Are the requirements of time and place that the late Imam raised for various issues such as playing chess considered as examples of the common law of jurisprudence?
Qasemi: If we understand the interpretation of the interference of time and space in Afta correctly, there is no problem in it; But if we interpret it in such a way that because people think like this, the fatwa should also be changed according to their thoughts, this is a departure from the rules of ijtihad.
However, if time and place affect evidence and ijtihad, in the sense that time and place can see the issues and their fulfillment outside, and rulings outside its crystallization, there is no problem.
In old jurisprudence, it is said that if there was a coupon wheat or a kilo egg at a time or place, sell it as it is. If the same statistics in another place and time become numerical sales, you do not have the right to sell kilos. Here, Shariah himself has allowed you to place the criterion in customs and places, and if they are moved, Shariah will not accept it.
The discussion of governmental jurisprudence is also the same. If the meaning of government jurisprudence is that tolerances are made without a valid and Shariah reason so that government rulings are closer to the people’s opinion, it is not acceptable; But if it means that in addition to the rights of the individual, which previously prevailed in the inferential aspect, we also consider the governmental and social aspects of the fatwa, it is correct, provided that we do not deviate from the rules and principles of ijtihad.

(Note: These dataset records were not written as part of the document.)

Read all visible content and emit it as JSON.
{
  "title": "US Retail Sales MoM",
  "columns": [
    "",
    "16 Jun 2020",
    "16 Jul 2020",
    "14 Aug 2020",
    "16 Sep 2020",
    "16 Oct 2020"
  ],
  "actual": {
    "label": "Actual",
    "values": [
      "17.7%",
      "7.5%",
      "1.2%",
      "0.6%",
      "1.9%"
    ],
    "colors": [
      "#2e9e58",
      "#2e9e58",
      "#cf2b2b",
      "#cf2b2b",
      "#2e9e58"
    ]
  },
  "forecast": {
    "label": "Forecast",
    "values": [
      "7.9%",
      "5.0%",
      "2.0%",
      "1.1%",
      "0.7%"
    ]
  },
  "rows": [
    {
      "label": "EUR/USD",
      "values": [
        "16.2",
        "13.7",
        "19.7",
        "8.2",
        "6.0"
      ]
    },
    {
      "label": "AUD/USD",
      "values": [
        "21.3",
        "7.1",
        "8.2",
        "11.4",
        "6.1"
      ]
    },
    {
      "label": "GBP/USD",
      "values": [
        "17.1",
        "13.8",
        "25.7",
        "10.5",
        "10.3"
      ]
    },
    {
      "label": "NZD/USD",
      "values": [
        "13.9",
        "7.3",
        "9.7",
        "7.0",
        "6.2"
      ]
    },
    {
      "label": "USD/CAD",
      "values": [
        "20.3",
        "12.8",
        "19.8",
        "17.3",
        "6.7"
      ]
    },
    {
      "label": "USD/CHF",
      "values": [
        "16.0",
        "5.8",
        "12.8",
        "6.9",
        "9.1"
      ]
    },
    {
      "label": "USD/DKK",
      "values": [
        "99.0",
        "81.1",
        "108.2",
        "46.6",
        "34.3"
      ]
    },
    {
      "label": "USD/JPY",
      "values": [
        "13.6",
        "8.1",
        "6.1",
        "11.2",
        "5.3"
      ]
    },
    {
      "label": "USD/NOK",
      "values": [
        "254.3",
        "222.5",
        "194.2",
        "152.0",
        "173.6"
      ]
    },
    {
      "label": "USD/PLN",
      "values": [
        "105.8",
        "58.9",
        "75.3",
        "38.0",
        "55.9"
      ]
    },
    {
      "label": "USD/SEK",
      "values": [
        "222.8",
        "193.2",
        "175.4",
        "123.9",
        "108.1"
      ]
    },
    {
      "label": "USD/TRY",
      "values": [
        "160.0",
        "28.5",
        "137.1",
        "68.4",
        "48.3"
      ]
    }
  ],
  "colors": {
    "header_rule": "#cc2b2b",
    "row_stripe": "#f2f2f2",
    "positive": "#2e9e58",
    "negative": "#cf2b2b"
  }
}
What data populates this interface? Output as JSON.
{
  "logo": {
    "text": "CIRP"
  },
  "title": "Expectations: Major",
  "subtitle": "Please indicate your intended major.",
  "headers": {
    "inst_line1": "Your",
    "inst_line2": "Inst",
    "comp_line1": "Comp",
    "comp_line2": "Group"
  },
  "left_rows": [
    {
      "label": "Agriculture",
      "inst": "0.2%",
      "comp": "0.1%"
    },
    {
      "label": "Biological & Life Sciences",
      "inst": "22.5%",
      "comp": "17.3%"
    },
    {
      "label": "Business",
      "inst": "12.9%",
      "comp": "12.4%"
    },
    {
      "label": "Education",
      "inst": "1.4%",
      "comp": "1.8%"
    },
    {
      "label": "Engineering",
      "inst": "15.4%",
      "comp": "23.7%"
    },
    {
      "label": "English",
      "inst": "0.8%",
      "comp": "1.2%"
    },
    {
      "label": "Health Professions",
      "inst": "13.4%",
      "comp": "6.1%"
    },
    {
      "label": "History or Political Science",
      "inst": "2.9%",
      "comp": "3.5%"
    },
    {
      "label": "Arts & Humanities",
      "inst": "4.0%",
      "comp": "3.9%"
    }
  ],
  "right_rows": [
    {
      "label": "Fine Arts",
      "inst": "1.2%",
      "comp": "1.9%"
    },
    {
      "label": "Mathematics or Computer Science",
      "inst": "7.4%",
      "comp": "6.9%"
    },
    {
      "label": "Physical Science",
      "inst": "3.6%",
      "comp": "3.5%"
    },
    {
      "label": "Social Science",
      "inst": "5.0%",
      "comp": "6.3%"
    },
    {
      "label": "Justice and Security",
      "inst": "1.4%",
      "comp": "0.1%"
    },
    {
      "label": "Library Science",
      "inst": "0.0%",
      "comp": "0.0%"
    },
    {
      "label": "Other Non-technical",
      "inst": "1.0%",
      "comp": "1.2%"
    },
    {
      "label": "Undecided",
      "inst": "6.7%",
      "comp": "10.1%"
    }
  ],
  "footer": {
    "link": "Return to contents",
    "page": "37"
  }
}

Doesn’t the theory of the authenticity of the established traditions lead to the secularization of jurisprudence?
Qasemi: Before paying attention to established custom, we must prove whether custom is independent and valid without Shariah confirmation or not? In the opinion of most of the jurists, the answer to this question is negative, in the sense that Sirah, because it is a presumptive proof and has an incomplete discovery, requires the interpretation and discovery of the Shari’s consent, either in the form of the Shari’s specification of his consent or simply his non-rejection.
Therefore, the reason of custom is completely different from the likes of independent rationality, which do not need to be confirmed by the Shari’ah for their validity. According to this article, the contemporary custom is not possible to be authentic; Because there is no contemporary with Masoum that we can discover the validity of the custom and his satisfaction towards that custom from his lack of deterrence.
What should we do if we doubt somewhere that we have become common or not?
Qasemi: If a person issues a fatwa and doubts whether or not it became customary, he should refer to this rule. The rule is that if he had proceeded according to the correct principles of ijtihad and the method of ijtihad, there is no objection; But if the rules of ijtihad and the inference of the Shari’i ruling were messed up, this is the same as customizing in the wrong sense. Even in cases where he doubts whether the correct method of deriving the jurisprudence has been followed or not, he should not issue a fatwa.
This article is part of the file “New Evidence in Contemporary Jurisprudence” and will be prepared and published in collaboration with Ijtihad Network.